Character of the Child.—The view that the child possesses all the vices and all the peculiarities of the criminal is as erroneous as the opinion that the criminal, owing to the arrest of mental development, remains for ever a child, and that he is one in nature with the savage who, unaffected by conditions of time or place, preserves unchanged the type of humanity in the childhood of our race. As yet no proof has ever been supplied of the hypothesis, that concealed within the child’s nature lies the tendency to do evil. But it is an incontestible fact that the child entirely lacks power to withdraw itself from harmful influences, and that if criminal inclinations are artificially implanted in the child, they will infallibly develop if no counteracting influences come into play. The child is a virgin soil, which will in due course bring forth good fruit or bad fruit according to the nature of the tillage; at birth the child is qualitatively and quantitatively incomplete; but all the faculties are there in embryo, and ready for their further development. The smaller the circle of ideas, the stronger will be the influence, the greater will be the effect, of any new idea that enters this circle. In the child, above all, the circle of ideas is so small, that every new idea will constitute a quite appreciable fraction of all the ideas that already exist.
Limits of Educability.—Education is able to develop the useful capacities and qualities of human beings, and to repress those capacities and qualities that are useless and harmful; but it is beyond the power of education to develop qualities and capacities of which the germs do not previously exist in the child. Even the best education is incompetent to improve a character which is congenitally altogether bad, or to do anything for a child whose character, though congenitally good, has been completely corrupted by evil influences.
Unfortunately, science is not yet sufficiently advanced to enable us to determine with absolute certainty which children are educable. As long as our knowledge of this matter remains defective, society must undertake the fruitless education of such children.
Educability depends, first of all, upon the inherited dispositions of the brain; when the deviations from the average in this respect are considerable, we have to do with a diseased brain. According to the kind and the degree of the deviation, we distinguish several groups of mental abnormality occurring in childhood, namely:
(a) Morbid psychical (psychopathic) constitutions.
(b) Congenital feeble-mindedness (debility).
(c) Fully developed and well-marked mental disorders.
In the first group we find a number of morbid changes far less severe in character than those comprising groups (b) and (c); these are commonly curable, provided only treatment is begun in early childhood. It is absolutely essential that such cases should be cured if possible: for unless this is effected, in most cases (and especially when they belong to the poorer classes of society) the males become habitual vagrants, whilst the females adopt a life of prostitution. Numerous inquiries have established the fact that a strikingly large proportion of tramps and other vagabonds were from childhood upwards of a psychopathic constitution.

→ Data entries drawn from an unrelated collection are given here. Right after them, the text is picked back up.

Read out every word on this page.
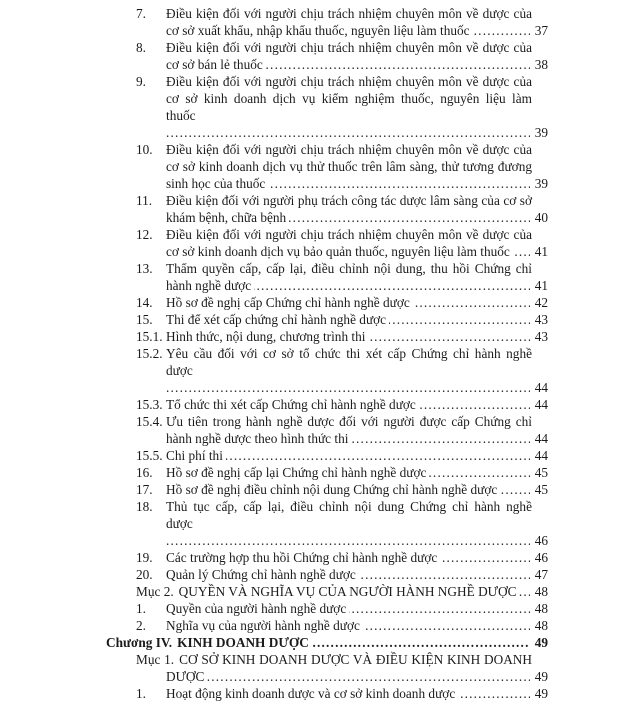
7. Điều kiện đối với người chịu trách nhiệm chuyên môn về dược của cơ sở xuất khẩu, nhập khẩu thuốc, nguyên liệu làm thuốc	37
.....
8. Điều kiện đối với người chịu trách nhiệm chuyên môn về dược của cơ sở bán lẻ thuốc	38
.....
9. Điều kiện đối với người chịu trách nhiệm chuyên môn về dược của cơ sở kinh doanh dịch vụ kiểm nghiệm thuốc, nguyên liệu làm thuốc
39
.....
10. Điều kiện đối với người chịu trách nhiệm chuyên môn về dược của cơ sở kinh doanh dịch vụ thử thuốc trên lâm sàng, thử tương đương sinh học của thuốc	39
.....
11. Điều kiện đối với người phụ trách công tác dược lâm sàng của cơ sở khám bệnh, chữa bệnh	40
.....
12. Điều kiện đối với người chịu trách nhiệm chuyên môn về dược của cơ sở kinh doanh dịch vụ bảo quản thuốc, nguyên liệu làm thuốc	41
.....
13. Thẩm quyền cấp, cấp lại, điều chỉnh nội dung, thu hồi Chứng chỉ hành nghề dược	41
.....
14. Hồ sơ đề nghị cấp Chứng chỉ hành nghề dược	42
.....
15. Thi để xét cấp chứng chỉ hành nghề dược	43
.....
15.1. Hình thức, nội dung, chương trình thi	43
.....
15.2. Yêu cầu đối với cơ sở tổ chức thi xét cấp Chứng chỉ hành nghề dược
44
.....
15.3. Tổ chức thi xét cấp Chứng chỉ hành nghề dược	44
.....
15.4. Ưu tiên trong hành nghề dược đối với người được cấp Chứng chỉ hành nghề dược theo hình thức thi	44
.....
15.5. Chi phí thi	44
.....
16. Hồ sơ đề nghị cấp lại Chứng chỉ hành nghề dược	45
.....
17. Hồ sơ đề nghị điều chỉnh nội dung Chứng chỉ hành nghề dược	45
.....
18. Thủ tục cấp, cấp lại, điều chỉnh nội dung Chứng chỉ hành nghề dược
46
.....
19. Các trường hợp thu hồi Chứng chỉ hành nghề dược	46
.....
20. Quản lý Chứng chỉ hành nghề dược	47
.....
Mục 2. QUYỀN VÀ NGHĨA VỤ CỦA NGƯỜI HÀNH NGHỀ DƯỢC	48
.....
1. Quyền của người hành nghề dược	48
.....
2. Nghĩa vụ của người hành nghề dược	48
.....
Chương IV. KINH DOANH DƯỢC	49
.....
Mục 1. CƠ SỞ KINH DOANH DƯỢC VÀ ĐIỀU KIỆN KINH DOANH DƯỢC	49
.....
1. Hoạt động kinh doanh dược và cơ sở kinh doanh dược	49
.....
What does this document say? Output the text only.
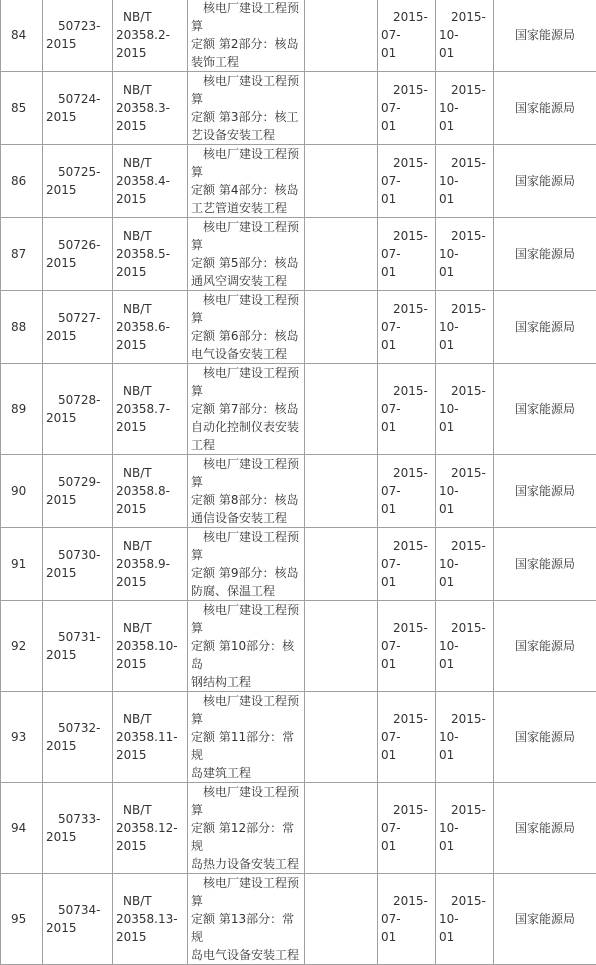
84	50723-
2015	NB/T
20358.2-
2015	核电厂建设工程预算
定额 第2部分：核岛
装饰工程		2015-07-
01	2015-10-
01	国家能源局
85	50724-
2015	NB/T
20358.3-
2015	核电厂建设工程预算
定额 第3部分：核工
艺设备安装工程		2015-07-
01	2015-10-
01	国家能源局
86	50725-
2015	NB/T
20358.4-
2015	核电厂建设工程预算
定额 第4部分：核岛
工艺管道安装工程		2015-07-
01	2015-10-
01	国家能源局
87	50726-
2015	NB/T
20358.5-
2015	核电厂建设工程预算
定额 第5部分：核岛
通风空调安装工程		2015-07-
01	2015-10-
01	国家能源局
88	50727-
2015	NB/T
20358.6-
2015	核电厂建设工程预算
定额 第6部分：核岛
电气设备安装工程		2015-07-
01	2015-10-
01	国家能源局
89	50728-
2015	NB/T
20358.7-
2015	核电厂建设工程预算
定额 第7部分：核岛
自动化控制仪表安装
工程		2015-07-
01	2015-10-
01	国家能源局
90	50729-
2015	NB/T
20358.8-
2015	核电厂建设工程预算
定额 第8部分：核岛
通信设备安装工程		2015-07-
01	2015-10-
01	国家能源局
91	50730-
2015	NB/T
20358.9-
2015	核电厂建设工程预算
定额 第9部分：核岛
防腐、保温工程		2015-07-
01	2015-10-
01	国家能源局
92	50731-
2015	NB/T
20358.10-
2015	核电厂建设工程预算
定额 第10部分：核岛
钢结构工程		2015-07-
01	2015-10-
01	国家能源局
93	50732-
2015	NB/T
20358.11-
2015	核电厂建设工程预算
定额 第11部分：常规
岛建筑工程		2015-07-
01	2015-10-
01	国家能源局
94	50733-
2015	NB/T
20358.12-
2015	核电厂建设工程预算
定额 第12部分：常规
岛热力设备安装工程		2015-07-
01	2015-10-
01	国家能源局
95	50734-
2015	NB/T
20358.13-
2015	核电厂建设工程预算
定额 第13部分：常规
岛电气设备安装工程		2015-07-
01	2015-10-
01	国家能源局
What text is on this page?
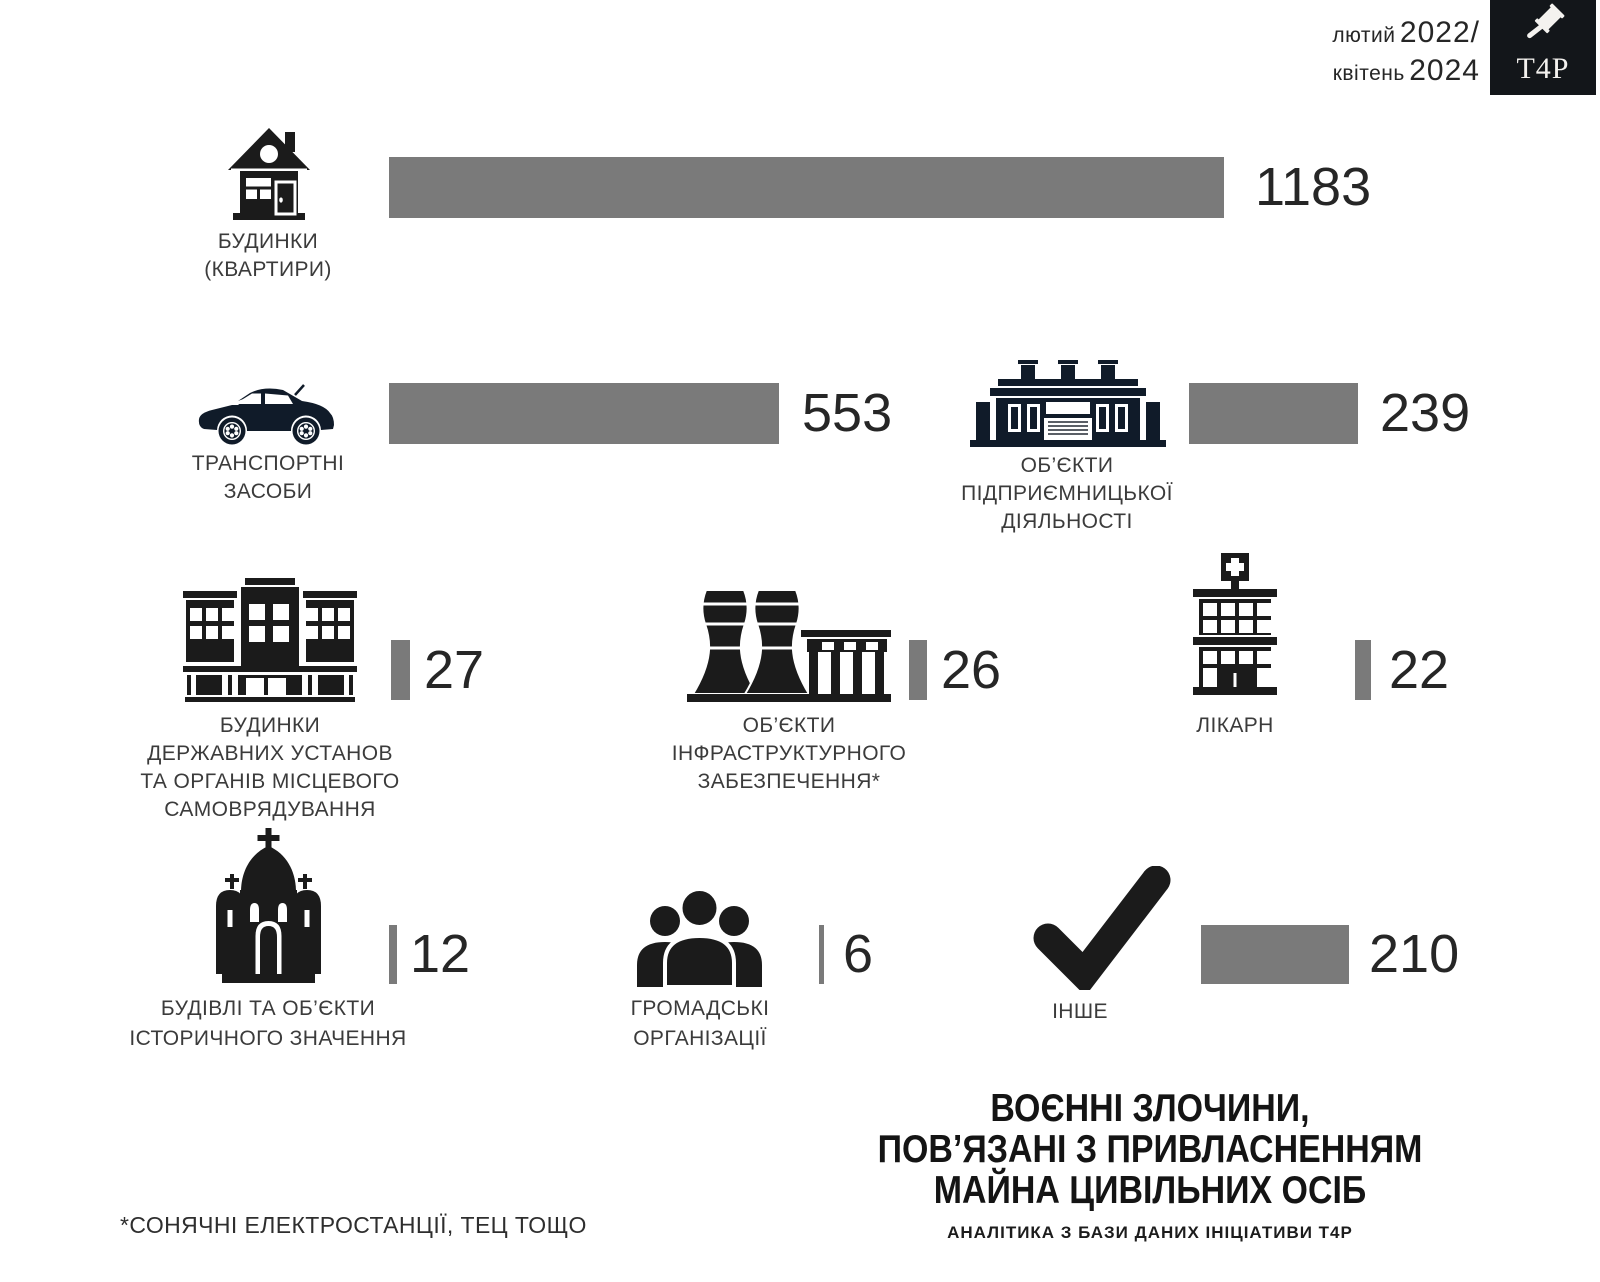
лютий 2022/
квітень 2024 T4P
БУДИНКИ
(КВАРТИРИ)
1183
ТРАНСПОРТНІ
ЗАСОБИ
553
ОБ’ЄКТИ
ПІДПРИЄМНИЦЬКОЇ
ДІЯЛЬНОСТІ
239
БУДИНКИ
ДЕРЖАВНИХ УСТАНОВ
ТА ОРГАНІВ МІСЦЕВОГО
САМОВРЯДУВАННЯ
27
ОБ’ЄКТИ
ІНФРАСТРУКТУРНОГО
ЗАБЕЗПЕЧЕННЯ*
26
ЛІКАРН
22
БУДІВЛІ ТА ОБ’ЄКТИ
ІСТОРИЧНОГО ЗНАЧЕННЯ
12
ГРОМАДСЬКІ
ОРГАНІЗАЦІЇ
6
ІНШЕ
210
*СОНЯЧНІ ЕЛЕКТРОСТАНЦІЇ, ТЕЦ ТОЩО
ВОЄННІ ЗЛОЧИНИ,
ПОВ’ЯЗАНІ З ПРИВЛАСНЕННЯМ
МАЙНА ЦИВІЛЬНИХ ОСІБ
АНАЛІТИКА З БАЗИ ДАНИХ ІНІЦІАТИВИ Т4Р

The number of those exhibiting mental abnormality has notably increased in recent times, but this increase does not affect those suffering from true insanity. Many of those who in adult life exhibit symptoms of mental abnormality do so as a result of the psychopathic constitution, and in many such cases the troubles of adult life might have been prevented by judicious measures during childhood. In cases belonging to group (b), comprising persons suffering from congenital feeble-mindedness, the possibility of education depends entirely upon the degree of mental debility. In cases belonging to group (c) education is impossible. The question of ineducability is of importance, above all, in relation to the possibilities of a coercive reformatory education. The possibility that attempts at education may prove altogether fruitless must never be lost sight of; for although it is an established fact that mentally abnormal children usually need a coercive reformatory education, in the case of children whose mental abnormality exceeds certain limits, even such an education is impracticable. In these cases also the rule applies, that the prospects of success are greater the earlier the matter is taken in hand.